Dans les premiers temps, mon appétit était primitif, orgiaque, imprécis, goinfre – une bouchée de Faulkner ou une bouchée de Flaubert, je ne faisais pas la différence -, mais il ne m'a pas fallu longtemps pour discerner quelques nuances.
Selon Firmin, les meilleurs livres à manger sont les meilleurs à lire. Saviez-vous que chaque ouvrage avait un goût propre ? Pour exemples, Jane Eyre a un goût de laitue et Emily Post, la grande prêtresse de l'étiquette et des convenances
a le goût du papier blanc très doux accroché au mur juste à côté des toilettes. L'auteur réglerait-il ses comptes ?
Voici donc le portrait de Firmin, un rat peu ordinaire avec lequel vous passerez un agréable moment.
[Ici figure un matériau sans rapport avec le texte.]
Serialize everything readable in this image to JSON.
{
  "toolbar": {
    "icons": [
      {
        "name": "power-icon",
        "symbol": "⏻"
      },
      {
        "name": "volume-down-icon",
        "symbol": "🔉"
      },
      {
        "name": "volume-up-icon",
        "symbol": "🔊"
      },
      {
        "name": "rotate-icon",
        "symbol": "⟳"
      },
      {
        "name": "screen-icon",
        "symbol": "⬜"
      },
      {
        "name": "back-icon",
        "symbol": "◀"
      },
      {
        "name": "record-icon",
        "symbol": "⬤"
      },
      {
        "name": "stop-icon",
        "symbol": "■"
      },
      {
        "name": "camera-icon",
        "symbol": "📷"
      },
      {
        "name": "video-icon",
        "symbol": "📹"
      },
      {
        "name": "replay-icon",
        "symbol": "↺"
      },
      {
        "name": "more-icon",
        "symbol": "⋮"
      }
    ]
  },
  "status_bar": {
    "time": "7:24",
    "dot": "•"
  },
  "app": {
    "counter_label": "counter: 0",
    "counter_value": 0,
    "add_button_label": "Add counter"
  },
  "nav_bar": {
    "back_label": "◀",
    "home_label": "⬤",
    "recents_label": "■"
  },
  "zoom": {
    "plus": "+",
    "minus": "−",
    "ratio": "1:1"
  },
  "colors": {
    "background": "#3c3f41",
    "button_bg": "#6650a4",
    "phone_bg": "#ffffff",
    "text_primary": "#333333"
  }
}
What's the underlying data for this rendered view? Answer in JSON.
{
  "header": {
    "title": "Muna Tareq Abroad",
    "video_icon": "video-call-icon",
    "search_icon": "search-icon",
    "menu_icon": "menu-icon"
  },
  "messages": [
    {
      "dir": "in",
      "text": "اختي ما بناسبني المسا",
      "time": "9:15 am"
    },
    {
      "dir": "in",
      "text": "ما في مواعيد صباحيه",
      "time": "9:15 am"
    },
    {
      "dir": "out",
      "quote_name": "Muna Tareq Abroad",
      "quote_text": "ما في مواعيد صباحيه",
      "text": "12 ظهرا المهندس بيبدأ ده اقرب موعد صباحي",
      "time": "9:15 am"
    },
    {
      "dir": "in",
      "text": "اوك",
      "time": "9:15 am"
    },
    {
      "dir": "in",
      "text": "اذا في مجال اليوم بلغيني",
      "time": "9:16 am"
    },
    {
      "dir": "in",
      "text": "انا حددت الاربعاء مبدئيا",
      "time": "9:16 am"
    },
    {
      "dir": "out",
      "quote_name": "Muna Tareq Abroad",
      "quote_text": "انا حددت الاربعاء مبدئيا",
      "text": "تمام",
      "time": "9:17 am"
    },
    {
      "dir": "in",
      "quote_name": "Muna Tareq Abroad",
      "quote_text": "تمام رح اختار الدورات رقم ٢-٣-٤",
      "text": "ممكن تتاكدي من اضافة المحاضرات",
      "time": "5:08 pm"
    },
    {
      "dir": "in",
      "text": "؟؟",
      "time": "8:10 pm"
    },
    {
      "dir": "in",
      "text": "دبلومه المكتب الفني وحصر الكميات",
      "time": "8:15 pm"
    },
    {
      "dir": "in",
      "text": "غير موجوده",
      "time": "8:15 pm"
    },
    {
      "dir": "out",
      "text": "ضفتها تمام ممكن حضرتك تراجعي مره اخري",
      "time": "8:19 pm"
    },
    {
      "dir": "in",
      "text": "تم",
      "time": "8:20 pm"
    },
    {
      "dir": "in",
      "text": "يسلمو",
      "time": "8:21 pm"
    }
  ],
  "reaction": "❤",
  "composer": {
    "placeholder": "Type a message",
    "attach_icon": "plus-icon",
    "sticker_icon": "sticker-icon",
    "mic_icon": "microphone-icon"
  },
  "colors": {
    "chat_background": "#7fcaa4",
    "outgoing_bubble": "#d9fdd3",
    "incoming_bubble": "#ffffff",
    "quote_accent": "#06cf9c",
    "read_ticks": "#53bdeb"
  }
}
Bel hommage à la littérature et aux lecteurs.
Dédale
Extrait :
Dans les premiers temps, mon appétit était primitif, orgiaque, imprécis, goinfre – une bouchée de Faulkner ou une bouchée de Flaubert, je ne faisais pas la différence -, mais il ne m'a pas fallu longtemps pour discerner quelques nuances. J'ai tout d'abord remarqué que chaque livre avait un goût propre – sucré, aigre, amer, aigre-doux, rance, salé, acide. J'ai également constaté que chacune de ces saveurs – puis, au fur et à mesure que mes sens s'aiguisaient, que la saveur de chaque page, chaque phrase et finalement chaque mot – s'accompagnait d'une série d'images et de représentations dont je ne savais pourtant rien vu mon expérience très limitée de la prétendue réalité : gratte-ciels, ports, chevaux, cannibales, arbre en fleur, li défait, femme noyée, garçon volant, tête tranchée, ouvriers levant les yeux au hurlement d'un idiot, sifflet d'un train, rivière, radeau, rayons obliques du soleil dans une forêt de bouleaux, main caressant une cuisse nue, casemate dans la jungle, ou moine agonisant. Au début, je me contentais de manger, de mâcher joyeusement, guidé par les diktats du goût. Mais, bientôt, j'ai commencé à lire ici et là, aux alentours de mes repas. Et au fil des jours je me suis mis à lire de plus en plus et à mastiquer de moins en moins, jusqu'à ce que je passe finalement la plupart de mes heures de veille à lire, ne rognant plus que dans les marges. Et comme j'ai regretté les trous terribles que j'avais laissés dans ces oeuvres ! Pour les livres qui n'existaient qu'en un seul exemplaire, j'ai dû parfois attendre des années avant de pouvoir combler ces lacunes. Je n'en suis pas fier.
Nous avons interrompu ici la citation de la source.